A young poet said Thursday she was considering legal action against a popular children's author who she said had stolen her ideas when writing the new lyrics for Russia's restored Soviet-era national anthem.

President Vladimir Putin adopted the new verses by decree Dec. 30, attributing them to Sergei Mikhalkov, 87, who wrote the original words for the "Unbreakable Union" anthem personally approved by Soviet dictator Josef Stalin in 1943.

But Yelena Hebylova said she was consulting lawyers and linguistic experts after recognising her own efforts in work claimed by Mikhalkov as his own, NTV television reported.

Mikhalkov was not available for comment late Thursday, but late last month he claimed authorship of the text in an interview on state television.

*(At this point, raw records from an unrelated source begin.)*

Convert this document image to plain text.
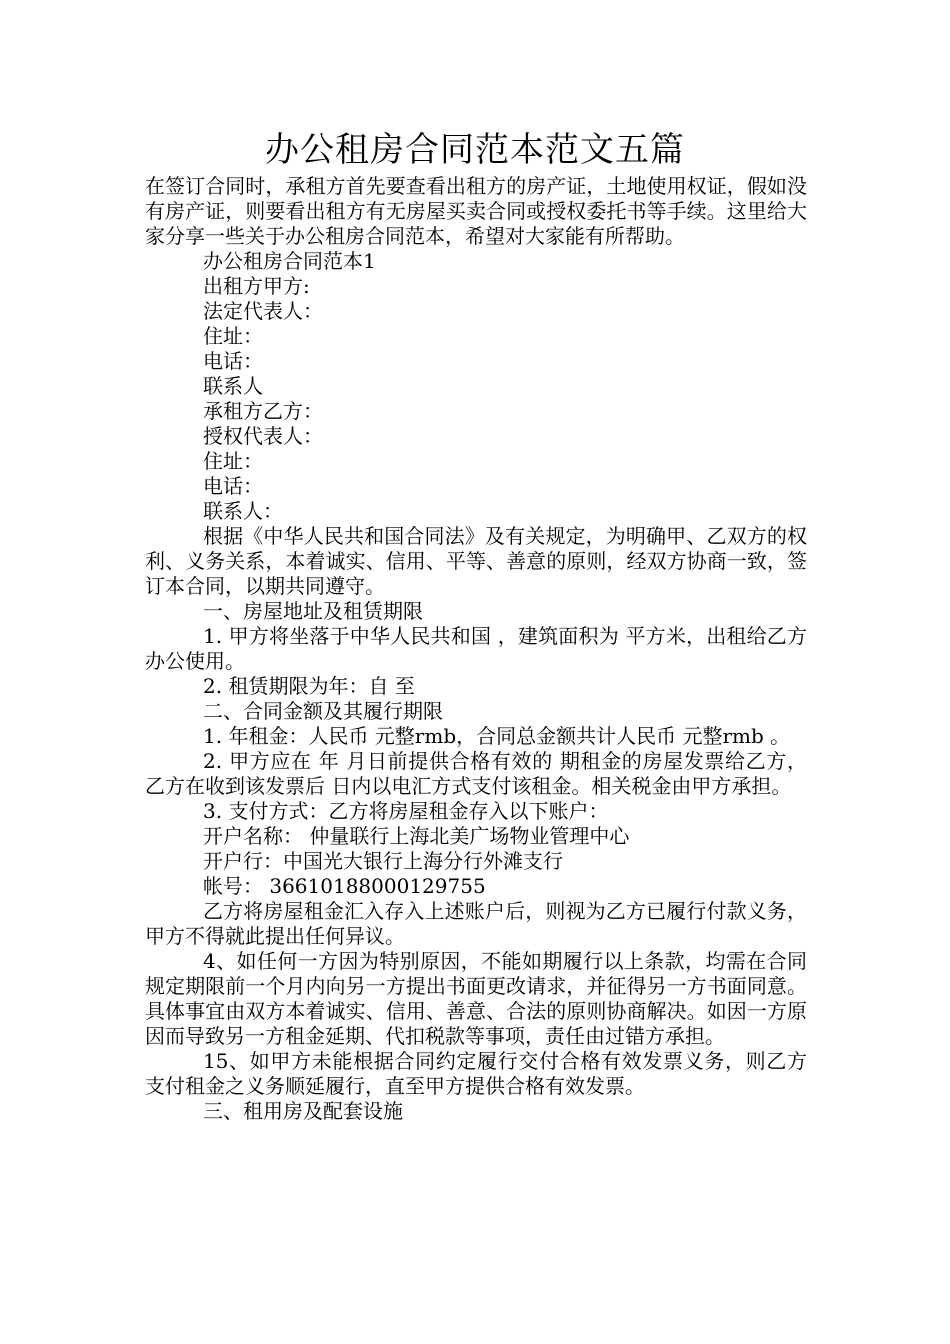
办公租房合同范本范文五篇

在签订合同时，承租方首先要查看出租方的房产证，土地使用权证，假如没有房产证，则要看出租方有无房屋买卖合同或授权委托书等手续。这里给大家分享一些关于办公租房合同范本，希望对大家能有所帮助。

办公租房合同范本1

出租方甲方:

法定代表人：

住址：

电话：

联系人

承租方乙方：

授权代表人：

住址：

电话：

联系人：

根据《中华人民共和国合同法》及有关规定，为明确甲、乙双方的权利、义务关系，本着诚实、信用、平等、善意的原则，经双方协商一致，签订本合同，以期共同遵守。

一、房屋地址及租赁期限

1. 甲方将坐落于中华人民共和国 ，建筑面积为 平方米，出租给乙方办公使用。

2. 租赁期限为年：自 至

二、合同金额及其履行期限

1. 年租金：人民币 元整rmb，合同总金额共计人民币 元整rmb 。

2. 甲方应在 年 月日前提供合格有效的 期租金的房屋发票给乙方，乙方在收到该发票后 日内以电汇方式支付该租金。相关税金由甲方承担。

3. 支付方式：乙方将房屋租金存入以下账户：

开户名称： 仲量联行上海北美广场物业管理中心

开户行：中国光大银行上海分行外滩支行

帐号： 36610188000129755

乙方将房屋租金汇入存入上述账户后，则视为乙方已履行付款义务，甲方不得就此提出任何异议。

4、如任何一方因为特别原因，不能如期履行以上条款，均需在合同规定期限前一个月内向另一方提出书面更改请求，并征得另一方书面同意。具体事宜由双方本着诚实、信用、善意、合法的原则协商解决。如因一方原因而导致另一方租金延期、代扣税款等事项，责任由过错方承担。

15、如甲方未能根据合同约定履行交付合格有效发票义务，则乙方支付租金之义务顺延履行，直至甲方提供合格有效发票。

三、租用房及配套设施
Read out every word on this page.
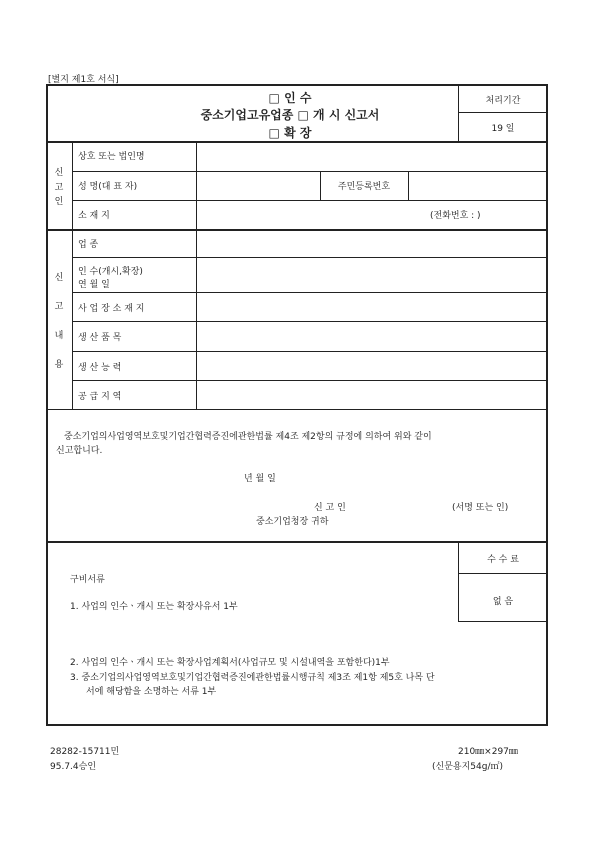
[별지 제1호 서식]
□ 인 수
중소기업고유업종 □ 개 시 신고서
□ 확 장
처리기간
19 일
신
고
인
상호 또는 법인명
성 명(대 표 자)	주민등록번호
소 재 지	(전화번호 : )
신
고
내
용
업 종
인 수(개시,확장)
연 월 일
사 업 장 소 재 지
생 산 품 목
생 산 능 력
공 급 지 역
중소기업의사업영역보호및기업간협력증진에관한법률 제4조 제2항의 규정에 의하여 위와 같이
신고합니다.
년 월 일
신 고 인	(서명 또는 인)
중소기업청장 귀하
수 수 료
없 음
구비서류
1. 사업의 인수ㆍ개시 또는 확장사유서 1부
2. 사업의 인수ㆍ개시 또는 확장사업계획서(사업규모 및 시설내역을 포함한다)1부
3. 중소기업의사업영역보호및기업간협력증진에관한법률시행규칙 제3조 제1항 제5호 나목 단
서에 해당함을 소명하는 서류 1부
28282-15711민
95.7.4승인
210㎜×297㎜
(신문용지54g/㎡)
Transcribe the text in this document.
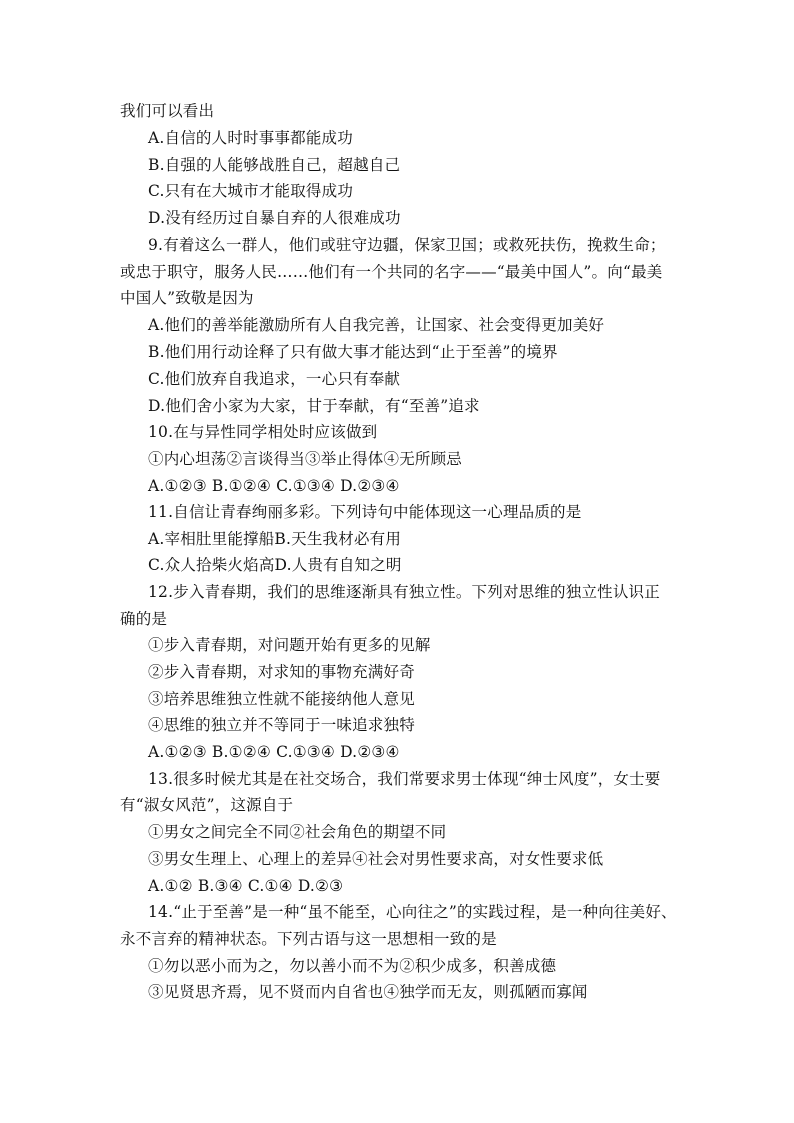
我们可以看出
A.自信的人时时事事都能成功
B.自强的人能够战胜自己，超越自己
C.只有在大城市才能取得成功
D.没有经历过自暴自弃的人很难成功
9.有着这么一群人，他们或驻守边疆，保家卫国；或救死扶伤，挽救生命；
或忠于职守，服务人民……他们有一个共同的名字——“最美中国人”。向“最美
中国人”致敬是因为
A.他们的善举能激励所有人自我完善，让国家、社会变得更加美好
B.他们用行动诠释了只有做大事才能达到“止于至善”的境界
C.他们放弃自我追求，一心只有奉献
D.他们舍小家为大家，甘于奉献，有“至善”追求
10.在与异性同学相处时应该做到
①内心坦荡②言谈得当③举止得体④无所顾忌
A.①②③ B.①②④ C.①③④ D.②③④
11.自信让青春绚丽多彩。下列诗句中能体现这一心理品质的是
A.宰相肚里能撑船B.天生我材必有用
C.众人拾柴火焰高D.人贵有自知之明
12.步入青春期，我们的思维逐渐具有独立性。下列对思维的独立性认识正
确的是
①步入青春期，对问题开始有更多的见解
②步入青春期，对求知的事物充满好奇
③培养思维独立性就不能接纳他人意见
④思维的独立并不等同于一味追求独特
A.①②③ B.①②④ C.①③④ D.②③④
13.很多时候尤其是在社交场合，我们常要求男士体现“绅士风度”，女士要
有“淑女风范”，这源自于
①男女之间完全不同②社会角色的期望不同
③男女生理上、心理上的差异④社会对男性要求高，对女性要求低
A.①② B.③④ C.①④ D.②③
14.“止于至善”是一种“虽不能至，心向往之”的实践过程，是一种向往美好、
永不言弃的精神状态。下列古语与这一思想相一致的是
①勿以恶小而为之，勿以善小而不为②积少成多，积善成德
③见贤思齐焉，见不贤而内自省也④独学而无友，则孤陋而寡闻
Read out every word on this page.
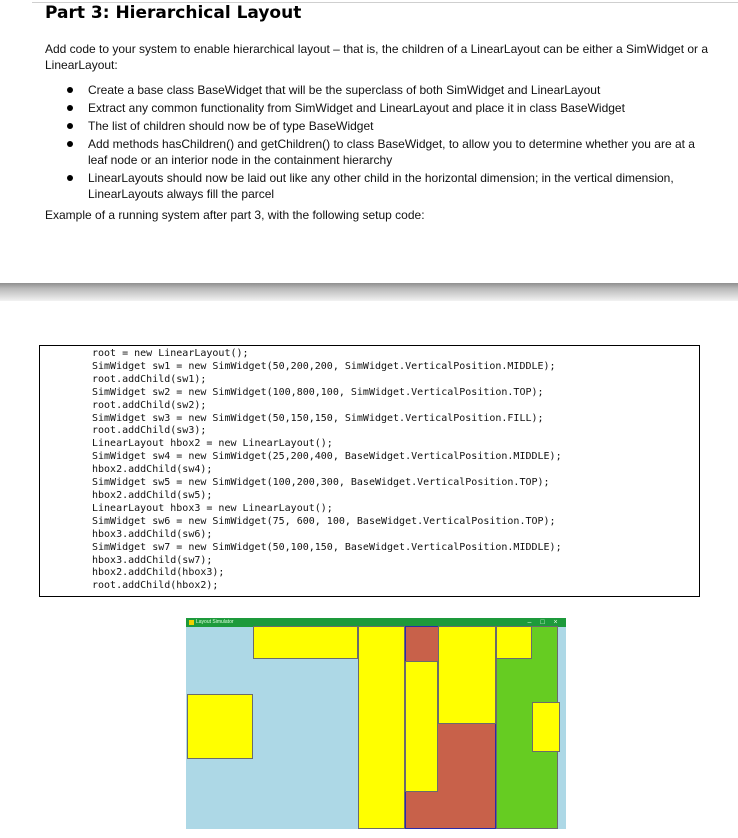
Part 3: Hierarchical Layout

Add code to your system to enable hierarchical layout – that is, the children of a LinearLayout can be either a SimWidget or a LinearLayout:

Create a base class BaseWidget that will be the superclass of both SimWidget and LinearLayout
Extract any common functionality from SimWidget and LinearLayout and place it in class BaseWidget
The list of children should now be of type BaseWidget
Add methods hasChildren() and getChildren() to class BaseWidget, to allow you to determine whether you are at a leaf node or an interior node in the containment hierarchy
LinearLayouts should now be laid out like any other child in the horizontal dimension; in the vertical dimension, LinearLayouts always fill the parcel

Example of a running system after part 3, with the following setup code:

root = new LinearLayout();
SimWidget sw1 = new SimWidget(50,200,200, SimWidget.VerticalPosition.MIDDLE);
root.addChild(sw1);
SimWidget sw2 = new SimWidget(100,800,100, SimWidget.VerticalPosition.TOP);
root.addChild(sw2);
SimWidget sw3 = new SimWidget(50,150,150, SimWidget.VerticalPosition.FILL);
root.addChild(sw3);
LinearLayout hbox2 = new LinearLayout();
SimWidget sw4 = new SimWidget(25,200,400, BaseWidget.VerticalPosition.MIDDLE);
hbox2.addChild(sw4);
SimWidget sw5 = new SimWidget(100,200,300, BaseWidget.VerticalPosition.TOP);
hbox2.addChild(sw5);
LinearLayout hbox3 = new LinearLayout();
SimWidget sw6 = new SimWidget(75, 600, 100, BaseWidget.VerticalPosition.TOP);
hbox3.addChild(sw6);
SimWidget sw7 = new SimWidget(50,100,150, BaseWidget.VerticalPosition.MIDDLE);
hbox3.addChild(sw7);
hbox2.addChild(hbox3);
root.addChild(hbox2);
Layout Simulator	–	□	×
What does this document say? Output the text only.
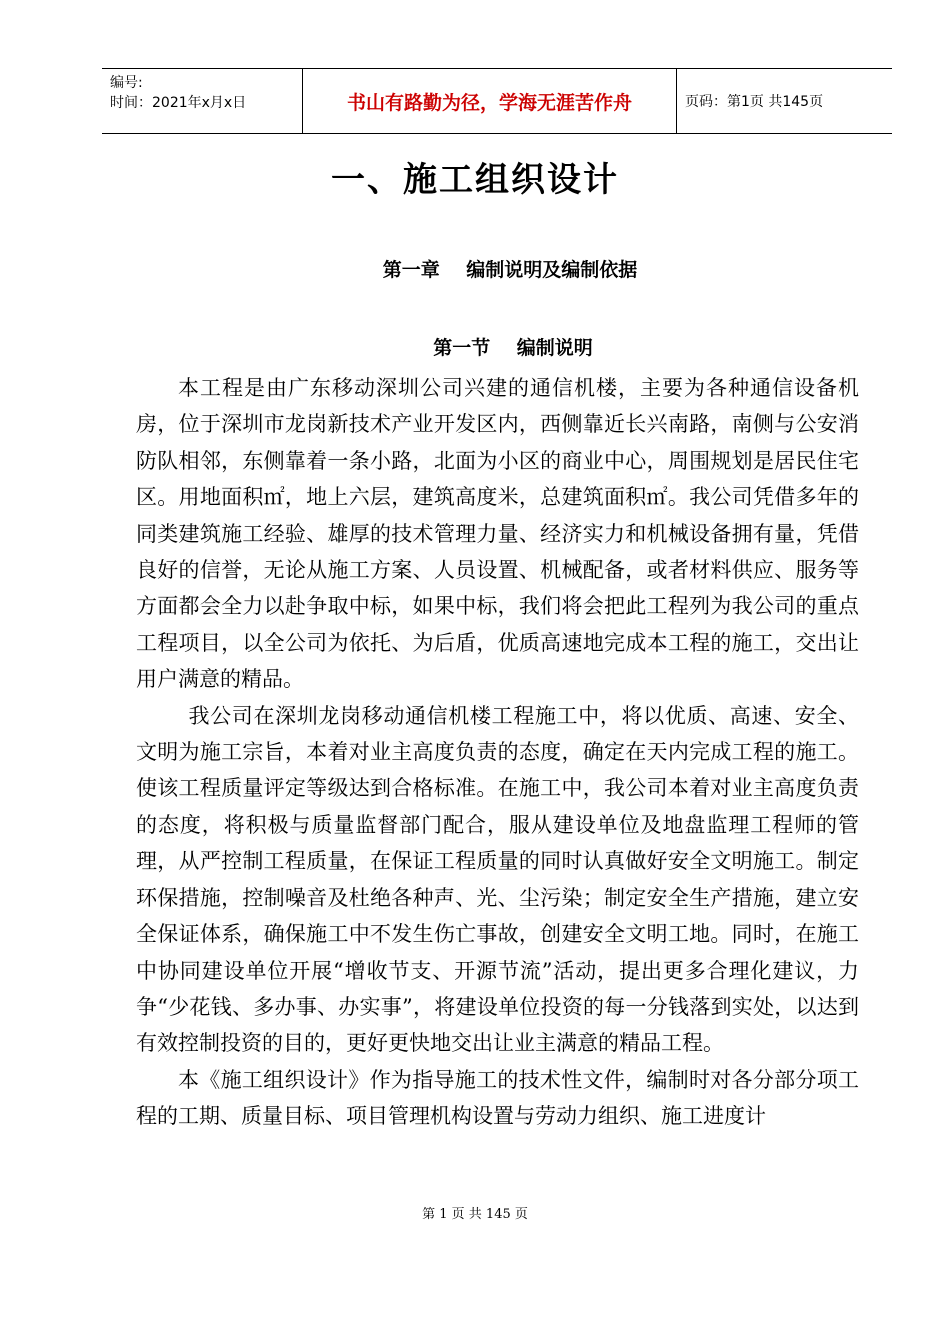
编号:
时间：2021年x月x日	书山有路勤为径，学海无涯苦作舟	页码：第1页 共145页
一、施工组织设计
第一章    编制说明及编制依据
第一节    编制说明

本工程是由广东移动深圳公司兴建的通信机楼，主要为各种通信设备机房，位于深圳市龙岗新技术产业开发区内，西侧靠近长兴南路，南侧与公安消防队相邻，东侧靠着一条小路，北面为小区的商业中心，周围规划是居民住宅区。用地面积㎡，地上六层，建筑高度米，总建筑面积㎡。我公司凭借多年的同类建筑施工经验、雄厚的技术管理力量、经济实力和机械设备拥有量，凭借良好的信誉，无论从施工方案、人员设置、机械配备，或者材料供应、服务等方面都会全力以赴争取中标，如果中标，我们将会把此工程列为我公司的重点工程项目，以全公司为依托、为后盾，优质高速地完成本工程的施工，交出让用户满意的精品。

我公司在深圳龙岗移动通信机楼工程施工中，将以优质、高速、安全、文明为施工宗旨，本着对业主高度负责的态度，确定在天内完成工程的施工。使该工程质量评定等级达到合格标准。在施工中，我公司本着对业主高度负责的态度，将积极与质量监督部门配合，服从建设单位及地盘监理工程师的管理，从严控制工程质量，在保证工程质量的同时认真做好安全文明施工。制定环保措施，控制噪音及杜绝各种声、光、尘污染；制定安全生产措施，建立安全保证体系，确保施工中不发生伤亡事故，创建安全文明工地。同时，在施工中协同建设单位开展“增收节支、开源节流”活动，提出更多合理化建议，力争“少花钱、多办事、办实事”，将建设单位投资的每一分钱落到实处，以达到有效控制投资的目的，更好更快地交出让业主满意的精品工程。

本《施工组织设计》作为指导施工的技术性文件，编制时对各分部分项工程的工期、质量目标、项目管理机构设置与劳动力组织、施工进度计

第 1 页 共 145 页
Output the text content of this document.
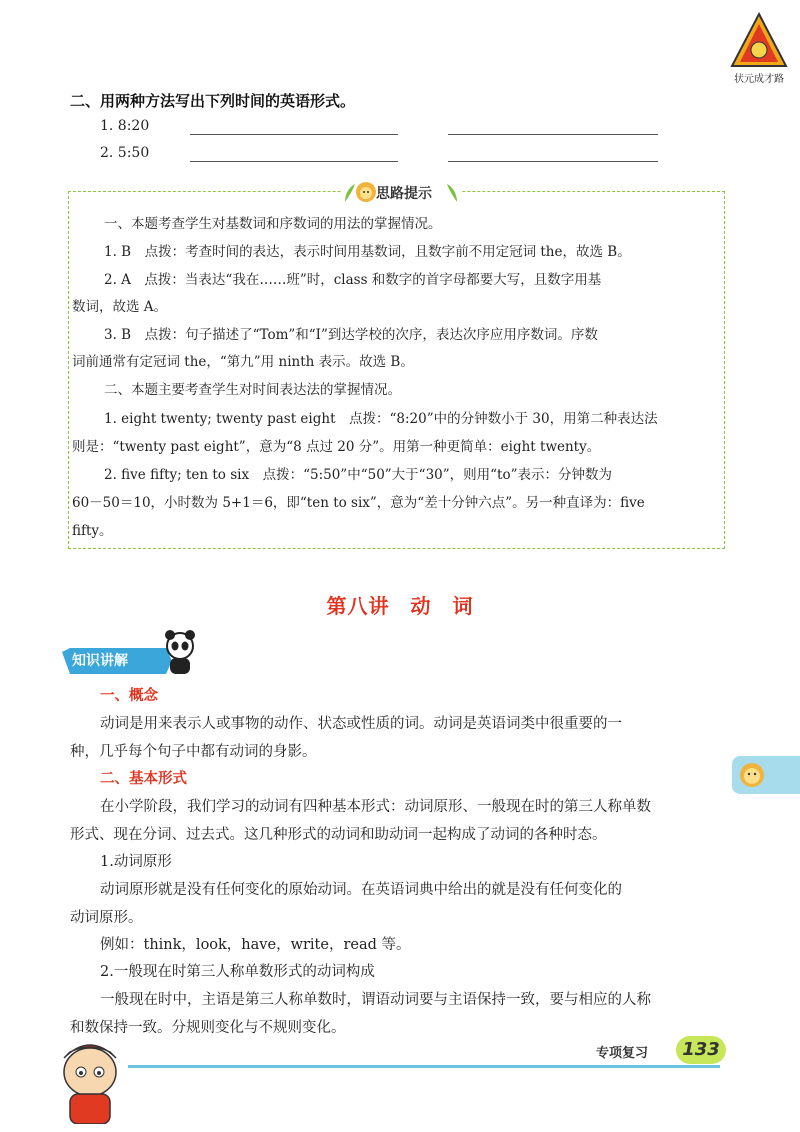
状元成才路
二、用两种方法写出下列时间的英语形式。
1. 8:20
2. 5:50
思路提示
一、本题考查学生对基数词和序数词的用法的掌握情况。
1. B　点拨：考查时间的表达，表示时间用基数词，且数字前不用定冠词 the，故选 B。
2. A　点拨：当表达“我在……班”时，class 和数字的首字母都要大写，且数字用基
数词，故选 A。
3. B　点拨：句子描述了“Tom”和“I”到达学校的次序，表达次序应用序数词。序数
词前通常有定冠词 the，“第九”用 ninth 表示。故选 B。
二、本题主要考查学生对时间表达法的掌握情况。
1. eight twenty; twenty past eight　点拨：“8:20”中的分钟数小于 30，用第二种表达法
则是：“twenty past eight”，意为“8 点过 20 分”。用第一种更简单：eight twenty。
2. five fifty; ten to six　点拨：“5:50”中“50”大于“30”，则用“to”表示：分钟数为
60－50＝10，小时数为 5+1＝6，即“ten to six”，意为“差十分钟六点”。另一种直译为：five
fifty。
第八讲　动　词
知识讲解
一、概念
动词是用来表示人或事物的动作、状态或性质的词。动词是英语词类中很重要的一
种，几乎每个句子中都有动词的身影。
二、基本形式
在小学阶段，我们学习的动词有四种基本形式：动词原形、一般现在时的第三人称单数
形式、现在分词、过去式。这几种形式的动词和助动词一起构成了动词的各种时态。
1.动词原形
动词原形就是没有任何变化的原始动词。在英语词典中给出的就是没有任何变化的
动词原形。
例如：think，look，have，write，read 等。
2.一般现在时第三人称单数形式的动词构成
一般现在时中，主语是第三人称单数时，谓语动词要与主语保持一致，要与相应的人称
和数保持一致。分规则变化与不规则变化。
专项复习	133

Hebylova told NTV she had submitted two texts to a national commission set up to choose a modern text for the country's first song: one for the out-of-favour Glinka tune and another for the stirring Soviet music that has since replaced it.

But when the words were published ahead of Putin's official nationwide television address on New Year's Eve, Hebylova said she was shocked.

"I recognised the first verse straight away. I wrote 'Russia our great nation', he (Mikhalkov) wrote 'Russia our sacred nation'," she told NTV.

"Then it was looked into more deeply, there was a thorough analysis, and other borrowings became apparent", she said.

The poet said was not looking for financial compensation but for recognition of her contribution, reported NTV.

However, a legal expert consulted by NTV said the plagiarism charge could be hard to prove.

Erkin Tuzmukhamedov, a consultant with the firm "Intermedia" said officials who organised the competition may have been responsible for the "borrowings".

"I think when they announced this competition, they should have warned all those taking part that it was possible that your thoughts, your ideas, as Russian citizens, will be used as the foundations for a final text.

"They will be re-worked, without your involvement. I get the impression that is what happened", he said.

In late December, Mikhalkov told state television that he was proud of his new lyrics, saying they were "closer to my heart (than the previous text) because I wrote this sincerely, and I believe what I wrote".

He recited the first verse, which runs: "Russia -- our sacred nation/Russia - our beloved land/ Mighty will, great glory/ These are your riches for ever more."